A High Court jury is entitled to have serious doubts about Carol Braithwaite's defence and still find her not guilty, her lawyer said.
Braithwaite is on trial in the High Court at Auckland for making untrue statements in a prospectus of National Finance 2000.
According to the Crown, there were ten material untruths in the document, an allegation Braithwaite now accepts.
She is defending the charge on the basis that she believed, at the time, the prospectus was correct.
In his closing submissions this afternoon, Braithwaite's lawyer Quentin Duff said the defence only needed to prove it was "more likely than not" that she believed the statements were true and that she had reasonable grounds for that belief.
The jury was allowed to have "serious doubts" about the defence and find her not guilty, Duff said.

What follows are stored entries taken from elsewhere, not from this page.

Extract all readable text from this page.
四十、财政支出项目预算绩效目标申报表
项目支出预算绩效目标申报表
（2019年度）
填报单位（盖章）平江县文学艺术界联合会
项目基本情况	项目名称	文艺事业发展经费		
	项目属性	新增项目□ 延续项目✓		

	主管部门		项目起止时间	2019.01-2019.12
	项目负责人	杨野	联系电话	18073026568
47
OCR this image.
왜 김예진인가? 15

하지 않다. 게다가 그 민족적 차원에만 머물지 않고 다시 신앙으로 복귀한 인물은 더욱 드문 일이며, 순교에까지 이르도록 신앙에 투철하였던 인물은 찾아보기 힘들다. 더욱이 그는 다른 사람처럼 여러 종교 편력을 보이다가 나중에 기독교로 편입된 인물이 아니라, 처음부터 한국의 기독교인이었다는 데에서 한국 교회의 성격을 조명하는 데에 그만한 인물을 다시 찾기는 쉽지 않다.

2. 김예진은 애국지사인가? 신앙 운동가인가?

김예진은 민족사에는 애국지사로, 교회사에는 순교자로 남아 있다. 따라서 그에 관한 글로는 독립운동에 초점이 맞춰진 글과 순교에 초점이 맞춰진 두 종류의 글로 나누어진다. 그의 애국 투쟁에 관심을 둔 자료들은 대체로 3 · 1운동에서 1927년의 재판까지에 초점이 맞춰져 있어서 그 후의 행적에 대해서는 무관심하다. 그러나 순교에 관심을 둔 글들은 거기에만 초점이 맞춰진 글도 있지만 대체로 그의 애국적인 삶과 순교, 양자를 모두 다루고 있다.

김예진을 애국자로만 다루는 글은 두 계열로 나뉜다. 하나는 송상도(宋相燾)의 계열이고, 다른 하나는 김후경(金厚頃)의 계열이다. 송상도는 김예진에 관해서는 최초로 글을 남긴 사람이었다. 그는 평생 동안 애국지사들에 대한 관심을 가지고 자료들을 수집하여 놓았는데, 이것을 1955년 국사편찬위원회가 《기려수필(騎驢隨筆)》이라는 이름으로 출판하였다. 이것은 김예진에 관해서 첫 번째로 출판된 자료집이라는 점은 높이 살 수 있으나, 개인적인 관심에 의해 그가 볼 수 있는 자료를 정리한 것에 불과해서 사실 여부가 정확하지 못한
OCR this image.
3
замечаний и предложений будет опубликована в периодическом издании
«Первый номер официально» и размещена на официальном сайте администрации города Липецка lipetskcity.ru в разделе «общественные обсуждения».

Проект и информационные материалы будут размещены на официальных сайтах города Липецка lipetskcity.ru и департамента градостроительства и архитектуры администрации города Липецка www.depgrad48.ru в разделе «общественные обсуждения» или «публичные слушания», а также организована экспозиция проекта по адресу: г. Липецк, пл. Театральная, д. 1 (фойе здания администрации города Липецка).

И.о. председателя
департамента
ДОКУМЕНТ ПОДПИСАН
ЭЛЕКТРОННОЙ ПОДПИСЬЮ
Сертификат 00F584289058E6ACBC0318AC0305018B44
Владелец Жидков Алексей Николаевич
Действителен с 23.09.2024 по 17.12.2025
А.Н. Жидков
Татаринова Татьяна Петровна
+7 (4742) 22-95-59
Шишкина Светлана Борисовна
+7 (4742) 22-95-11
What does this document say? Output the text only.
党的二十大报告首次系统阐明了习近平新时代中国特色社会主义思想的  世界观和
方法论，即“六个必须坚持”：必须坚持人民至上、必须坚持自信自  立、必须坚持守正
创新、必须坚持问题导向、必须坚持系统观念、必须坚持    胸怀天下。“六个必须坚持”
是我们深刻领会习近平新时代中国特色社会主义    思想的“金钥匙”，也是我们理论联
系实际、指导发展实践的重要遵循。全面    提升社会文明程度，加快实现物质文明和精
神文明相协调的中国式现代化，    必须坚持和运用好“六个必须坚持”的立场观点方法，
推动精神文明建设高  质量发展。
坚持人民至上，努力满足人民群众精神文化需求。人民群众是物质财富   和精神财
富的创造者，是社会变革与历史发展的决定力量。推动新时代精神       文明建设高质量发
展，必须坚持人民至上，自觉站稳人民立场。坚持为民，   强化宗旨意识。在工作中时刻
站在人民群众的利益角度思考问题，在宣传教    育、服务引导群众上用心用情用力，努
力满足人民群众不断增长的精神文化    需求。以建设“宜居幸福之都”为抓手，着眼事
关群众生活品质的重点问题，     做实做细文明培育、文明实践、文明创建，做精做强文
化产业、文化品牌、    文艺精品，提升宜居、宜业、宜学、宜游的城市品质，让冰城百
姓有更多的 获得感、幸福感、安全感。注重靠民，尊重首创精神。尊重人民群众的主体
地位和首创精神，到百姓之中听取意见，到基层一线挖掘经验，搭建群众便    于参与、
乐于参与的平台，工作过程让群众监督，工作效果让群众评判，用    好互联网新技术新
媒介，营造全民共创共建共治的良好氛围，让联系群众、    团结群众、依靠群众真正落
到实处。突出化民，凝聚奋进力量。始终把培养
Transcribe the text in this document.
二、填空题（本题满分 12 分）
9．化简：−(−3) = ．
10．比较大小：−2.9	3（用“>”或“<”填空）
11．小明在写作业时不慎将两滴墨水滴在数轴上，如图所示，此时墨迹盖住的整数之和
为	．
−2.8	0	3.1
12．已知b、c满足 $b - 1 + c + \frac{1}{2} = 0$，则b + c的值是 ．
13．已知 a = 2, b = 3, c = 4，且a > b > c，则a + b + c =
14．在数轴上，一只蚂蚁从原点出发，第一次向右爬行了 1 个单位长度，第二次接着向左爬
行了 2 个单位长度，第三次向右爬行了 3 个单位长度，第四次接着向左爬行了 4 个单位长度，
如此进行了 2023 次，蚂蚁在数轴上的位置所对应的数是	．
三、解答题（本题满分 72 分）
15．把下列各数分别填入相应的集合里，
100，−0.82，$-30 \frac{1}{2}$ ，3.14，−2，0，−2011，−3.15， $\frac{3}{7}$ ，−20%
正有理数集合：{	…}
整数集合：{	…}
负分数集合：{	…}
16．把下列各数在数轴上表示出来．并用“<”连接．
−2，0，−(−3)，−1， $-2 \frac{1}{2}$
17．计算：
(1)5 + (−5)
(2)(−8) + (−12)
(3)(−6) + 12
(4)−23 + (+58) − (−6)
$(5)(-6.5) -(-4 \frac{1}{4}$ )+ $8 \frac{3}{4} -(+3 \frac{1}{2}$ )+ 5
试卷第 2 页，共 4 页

Duff went on to say that Braithwaite was in the dark and had information kept from her before she signed the prospectus.
"When everything is a mess and you're in the dark, how much information is really available to you?" he asked.
Earlier in the Crown's closing address, prosecutor John Dixon queried if Braithwaite had even read the prospectus properly and had understood it.
"She wasn't qualified in the first place, (she had) never been a director of a company, never seen a prospectus before," he said.
Dixon said even if Richie McCaw puts his name to a finance company prospectus, it "doesn't change the reality" of what he would be required to do as a director.
Yesterday when giving evidence Braithwaite said she took comfort from the fact the prospectus was prepared by a chartered accountant and that a barrister was on the board of directors with her.
If there were issues with the company, she assumed others would bring them up.
Dixon said directors needed to be independent and put in place systems to monitor management.
"You can't just take their word," he said.
"She said she didn't know any better, that may be, but it's not a defence...she didn't do anything, she just had blind faith in others."
National Finance went into receivership in 2006, owing investors $21 million. Some investors have recovered 49c in the dollar.
National Finance boss Trevor Ludlow - and Braithwaite's former de facto partner - is serving a sentence of six years and four months after being convicted of charges laid by the Serious Fraud Office and the Financial Markets Authority. He was found guilty last July of defrauding investors of an estimated $3.5 million.
Both Ludlow and Braithwaite are banned from being company directors until next April.
National Finance accountant John Gray pleaded guilty to theft and false accounting charges in the Auckland District Court in 2010 and was sentenced to nine months' home detention.